En appel, A.) expose que « la BANQUE respectivement le liquidateur a commis une inexécution fautive du contrat aussi bien avant la procédure de sursis de paiement, respectivement de mise en liquidation, respectivement postérieurement au jugement de mise en liquidation ». L’acte d’appel fait état par la suite d’irrégularités commises « depuis la procédure de sursis en paiement et de mise en liquidation, en ce que LANDSBANKI interdisait toute opération et toute intervention des appelants sur leurs avoirs qui se trouvaient en dépôt auprès de la banque et qu’en contre — partie, la banque mettait en compte des intérêts exorbitants » pour en conclure que « le décompte des intérêts est contesté, les intérêts réclamés n’étant pas dus, LANDSBANKI n’ayant pas exécuté le contrat de son côté ». Il lui reproche encore d’avoir acquis des titres dont il ne voulait pas avant la procédure de sursis et de liquidation de la BANQUE.
La demande est partant circonscrite à la période ayant couvert l’entièreté des relations d’affaires entre parties, à savoir celles antérieure et postérieure à la mise en sursis et en liquidation de la BANQUE. Les faits à la base de la demande sont énoncés sommairement, mais de manière suffisante.
En cours de procédure d’appel, A.) recherchera encore la responsabilité de la BANQUE pour violation de la loi modifiée du 5 avril 1993 sur le secteur financier, moyen déjà formulé dans l’assignation introductive d’instance, mais non repris dans l’acte d’appel.
Le tribunal du premier degré a rejeté la demande en responsabilité dirigée contre la BANQUE, notamment au motif qu’elle avait rempli ses obligations d’information et de mise en garde. Par le fait pour l’appelant de ne pas reprendre dans l’acte d’appel le reproche adressé en première instance à la BANQUE de ne pas avoir rempli à son égard ses devoirs d’information et de conseil et de ne pas critiquer en ce sens le tribunal, il y aurait lieu d’en conclure que A.) n’a pas entrepris ce volet du jugement réduisant d’autant l’effet dévolutif de l’appel. S’agissant cependant d’un moyen d’ordre privé non soulevé par l’intimée, il convient de déclarer recevables les développements consacrés par l’appelant à ce volet de la demande.

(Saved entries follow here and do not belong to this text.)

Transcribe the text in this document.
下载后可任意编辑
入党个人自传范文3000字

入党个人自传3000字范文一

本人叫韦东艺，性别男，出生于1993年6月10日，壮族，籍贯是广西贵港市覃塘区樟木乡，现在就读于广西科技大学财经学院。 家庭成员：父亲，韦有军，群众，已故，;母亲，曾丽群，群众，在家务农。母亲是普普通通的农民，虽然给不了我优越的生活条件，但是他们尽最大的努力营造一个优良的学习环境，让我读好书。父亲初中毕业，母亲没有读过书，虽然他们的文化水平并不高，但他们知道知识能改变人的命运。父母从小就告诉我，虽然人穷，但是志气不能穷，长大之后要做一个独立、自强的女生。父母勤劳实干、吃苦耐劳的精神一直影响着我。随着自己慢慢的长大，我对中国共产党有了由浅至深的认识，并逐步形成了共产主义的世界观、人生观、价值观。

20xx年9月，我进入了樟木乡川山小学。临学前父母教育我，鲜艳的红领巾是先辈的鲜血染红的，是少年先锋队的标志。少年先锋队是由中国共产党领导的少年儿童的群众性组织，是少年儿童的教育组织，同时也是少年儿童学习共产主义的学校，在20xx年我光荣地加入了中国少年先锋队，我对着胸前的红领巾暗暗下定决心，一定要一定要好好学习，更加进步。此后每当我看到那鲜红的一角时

La Cour retient dans ces conditions que le volet de l’appel tendant à voir engager la responsabilité de la BANQUE pour des agissements qu’elle aurait commis avant l’ouverture de la procédure de liquidation est déféré à la Cour, tant en ce qui concerne l’acquisition des titres dont les clients prétendent ne pas avoir voulu que la demande en responsabilité de la BANQUE basée sur la violation de l’obligation d’information et de conseil à l’égard de son client. Les moyens de l’appelant relatifs aux faits qui ont eu lieu
durant la procédure de la liquidation judiciaire seront examinés dans le cadre de la demande reconventionnelle de la BANQUE.
Quant à la nullité du jugement du 15 décembre 2010 en raison de la composition du tribunal :
A.) soutient que le jugement du 15 décembre 2010 encourt la nullité par application des dispositions de l’article 6 de la Convention Européenne des Droits de l’Homme, au motif que le juge- commissaire en charge de la liquidation judiciaire de la BANQUE a présidé le tribunal saisi du litige relatif à l’admission de la créance au passif de la liquidation. De ce fait, les garanties quant à un tribunal indépendant et impartial prévues par cet article n’auraient pas été remplies.
C’est à bon droit que la BANQUE conclut au rejet de ce moyen, dès lors qu’au vu du rôle joué par le juge- commissaire dans le déroulement de la procédure de liquidation, les appelants n’ont pas de motifs valables pour douter de l’impartialité de ce juge dans l’appréciation de la cause qui était soumise au tribunal. En effet, la décision d’admission ou de rejet d’une créance au passif de la liquidation appartient au seul liquidateur, la vérification des créances s’opérant en la présence du juge- commissaire. L’intervention de ce dernier s’est limitée par après au renvoi de la contestation de la créance devant le tribunal compétent. Au jour fixé par le jugement déclaratif pour les débats sur les contestations, le juge- commissaire a fait un rapport, après quoi l’affaire a été plaidée devant la juridiction collégiale, le liquidateur et le créancier entendus. L’assertion des appelants que le juge- commissaire aurait à deux reprises « analysé la problématique juridique respectivement la contestation qu’il a déjà analysée auparavant avec le liquidateur et d’un commun accord avec celui-ci » n’est, abstraction faite de sa pertinence, pas établie, la décision d’admission ou de rejet relevant de la mission du seul liquidateur. (voir pour un cas analogue concernant un juge- commissaire : CEDH 6 juin 2000, Morel c/ France, requête numéro 34130/96 ; pour un cas analogue, Cour Cassation frcse, chambre commerciale 19.02.2013 pourvoi n° 11- 28256, Cour de Cassation 24 mars 2016 arrêt 33/16, numéro du registre 3606 ).
La demande en surséance
Cette demande présentée en première instance en raison d’un litige civil pendant devant le TGI de Grasse ayant pour objet de voir prononcer la nullité des contrats ayant lié les parties a été rejetée par le tribunal au motif que cette demande introduite postérieurement au jugement de liquidation judiciaire de la BANQUE viole le principe de la suspension des poursuites individuelles reconnu comme relevant de l’ordre public international et dont la décision susceptible d’être rendue ne saurait de ce fait être reconnue au Luxembourg.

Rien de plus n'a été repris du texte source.